Later: Texas allows specialty plates, some group designs a plate to support a cause and then you pay a little extra for it, some going to the group and some to the state. Most of these designs are just rubber stamped. But this is Texas, so the Sons of Confederate Veterans want a license plate supporting their cause, and they want the Confederate flag on it. The state says no, they sue the state, and the Supreme Court sides with the state 5-4.
"Daryl" was an ETH user who fat-fingered a transaction. Went online for help, guest said sorry, nothing anyone can do. Then later guest went o shit maybe there is.
Daryl was playing with uniswap, a smart contract letting people provide liquidity for exchanging crypto, e.g. ETH for USDC. Normally when providing liquidity you'd do two things in one transaction, with something like a try/catch letting you do them atomically. I guess Daryl had only done one of them? Anyway, his money was just sitting there, and as soon as anyone tried to take their liquidity from uniswap they'd get Daryl's money as well.

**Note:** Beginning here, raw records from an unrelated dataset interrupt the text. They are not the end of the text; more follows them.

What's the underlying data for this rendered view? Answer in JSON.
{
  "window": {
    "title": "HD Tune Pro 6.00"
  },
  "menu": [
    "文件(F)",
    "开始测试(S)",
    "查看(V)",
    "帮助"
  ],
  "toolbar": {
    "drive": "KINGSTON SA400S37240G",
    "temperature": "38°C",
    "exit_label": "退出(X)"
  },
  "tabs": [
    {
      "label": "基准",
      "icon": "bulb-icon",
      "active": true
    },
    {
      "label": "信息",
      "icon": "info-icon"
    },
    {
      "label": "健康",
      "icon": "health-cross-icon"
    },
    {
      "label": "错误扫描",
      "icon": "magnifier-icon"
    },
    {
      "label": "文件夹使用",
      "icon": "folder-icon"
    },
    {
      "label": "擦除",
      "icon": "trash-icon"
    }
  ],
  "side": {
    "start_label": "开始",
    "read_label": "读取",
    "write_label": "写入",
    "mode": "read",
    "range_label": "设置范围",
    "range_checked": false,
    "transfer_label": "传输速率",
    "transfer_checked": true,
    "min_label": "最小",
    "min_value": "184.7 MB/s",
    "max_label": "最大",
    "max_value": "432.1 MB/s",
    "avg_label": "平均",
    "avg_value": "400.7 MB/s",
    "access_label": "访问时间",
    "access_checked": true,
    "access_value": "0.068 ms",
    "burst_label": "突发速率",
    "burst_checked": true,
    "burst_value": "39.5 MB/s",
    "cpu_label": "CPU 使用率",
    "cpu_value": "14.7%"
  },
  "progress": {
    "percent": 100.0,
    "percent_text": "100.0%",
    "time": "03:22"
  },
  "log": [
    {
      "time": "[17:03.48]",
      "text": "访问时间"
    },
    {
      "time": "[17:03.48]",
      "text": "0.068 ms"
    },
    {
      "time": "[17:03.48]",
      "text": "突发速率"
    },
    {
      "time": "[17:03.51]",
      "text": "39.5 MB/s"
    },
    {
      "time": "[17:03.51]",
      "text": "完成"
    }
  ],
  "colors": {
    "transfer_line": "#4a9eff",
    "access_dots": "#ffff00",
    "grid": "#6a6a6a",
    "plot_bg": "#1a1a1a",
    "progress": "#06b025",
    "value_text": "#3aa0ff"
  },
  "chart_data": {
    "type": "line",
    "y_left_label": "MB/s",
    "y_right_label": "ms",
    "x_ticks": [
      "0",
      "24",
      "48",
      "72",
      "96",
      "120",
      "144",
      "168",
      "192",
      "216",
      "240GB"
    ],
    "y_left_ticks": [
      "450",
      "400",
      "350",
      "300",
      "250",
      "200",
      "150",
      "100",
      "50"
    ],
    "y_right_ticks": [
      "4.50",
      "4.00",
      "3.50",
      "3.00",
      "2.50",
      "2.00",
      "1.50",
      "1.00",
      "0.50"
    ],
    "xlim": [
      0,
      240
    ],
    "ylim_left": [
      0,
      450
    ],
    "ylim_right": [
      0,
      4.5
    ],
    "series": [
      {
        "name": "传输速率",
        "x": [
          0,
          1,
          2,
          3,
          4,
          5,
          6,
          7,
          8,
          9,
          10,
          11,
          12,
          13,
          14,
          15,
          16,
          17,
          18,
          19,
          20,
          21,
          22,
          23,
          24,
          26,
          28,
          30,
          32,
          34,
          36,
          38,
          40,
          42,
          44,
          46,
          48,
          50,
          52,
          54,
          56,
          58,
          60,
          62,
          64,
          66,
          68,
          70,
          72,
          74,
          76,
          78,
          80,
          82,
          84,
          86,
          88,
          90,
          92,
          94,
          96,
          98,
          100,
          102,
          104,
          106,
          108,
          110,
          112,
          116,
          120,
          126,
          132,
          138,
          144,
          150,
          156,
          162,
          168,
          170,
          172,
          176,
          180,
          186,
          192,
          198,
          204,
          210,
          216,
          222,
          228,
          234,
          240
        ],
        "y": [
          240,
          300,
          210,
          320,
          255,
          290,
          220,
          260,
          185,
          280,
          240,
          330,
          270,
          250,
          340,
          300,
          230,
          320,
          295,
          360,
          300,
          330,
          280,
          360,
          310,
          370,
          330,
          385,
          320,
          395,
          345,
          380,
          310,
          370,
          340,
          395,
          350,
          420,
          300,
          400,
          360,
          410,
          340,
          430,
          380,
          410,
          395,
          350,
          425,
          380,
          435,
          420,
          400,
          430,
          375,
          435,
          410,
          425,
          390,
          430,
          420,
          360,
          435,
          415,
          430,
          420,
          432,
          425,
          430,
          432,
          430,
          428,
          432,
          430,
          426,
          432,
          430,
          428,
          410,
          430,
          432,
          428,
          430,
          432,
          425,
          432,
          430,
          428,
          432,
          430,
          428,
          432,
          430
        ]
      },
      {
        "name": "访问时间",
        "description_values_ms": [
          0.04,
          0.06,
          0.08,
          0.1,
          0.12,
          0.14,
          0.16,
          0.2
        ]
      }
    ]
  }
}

Guest realized this and went to check, and the money was still there. But! He also remembered stories of generalized ETH frontrunners. These will examine the pending transactions, see if there's something in there they can use to make money, and if so, submit their own transaction with a higher fee so it gets executed first. Guest worried that one of these would show up if he tried to recover the money. He asked on a group chat if others would also be worried, some of them were, and they got together to try to figure something out.
Ultimately they'd need to do some kind of obfuscation so that a bot wouldn't try the thing they were doing. They settled on two separate transactions in one block, where the second one wouldn't do anything unless the first had already happened, hoping bots would only try them separately. But there's stuff set up to protect you from making transactions that don't do anything, and it was stopping them from making the second.
Guest was tired and stressed and the money might disappear at any minute, so eventually Guest said YOLO we'll do them in two different blocks and hope. The second transaction got front-ran and they lost the money. On the plus side his worries were vindicated.
Guest and Adam (host) discuss Meditations on Moloch. The thing they take away from it is that you need regulation/Leviathan. Guest says for Hobbes the Leviathan was hereditary monarchy, recently we've been trying democracy and that seems better overall, but he's optimistic that smart contracts will be another solution.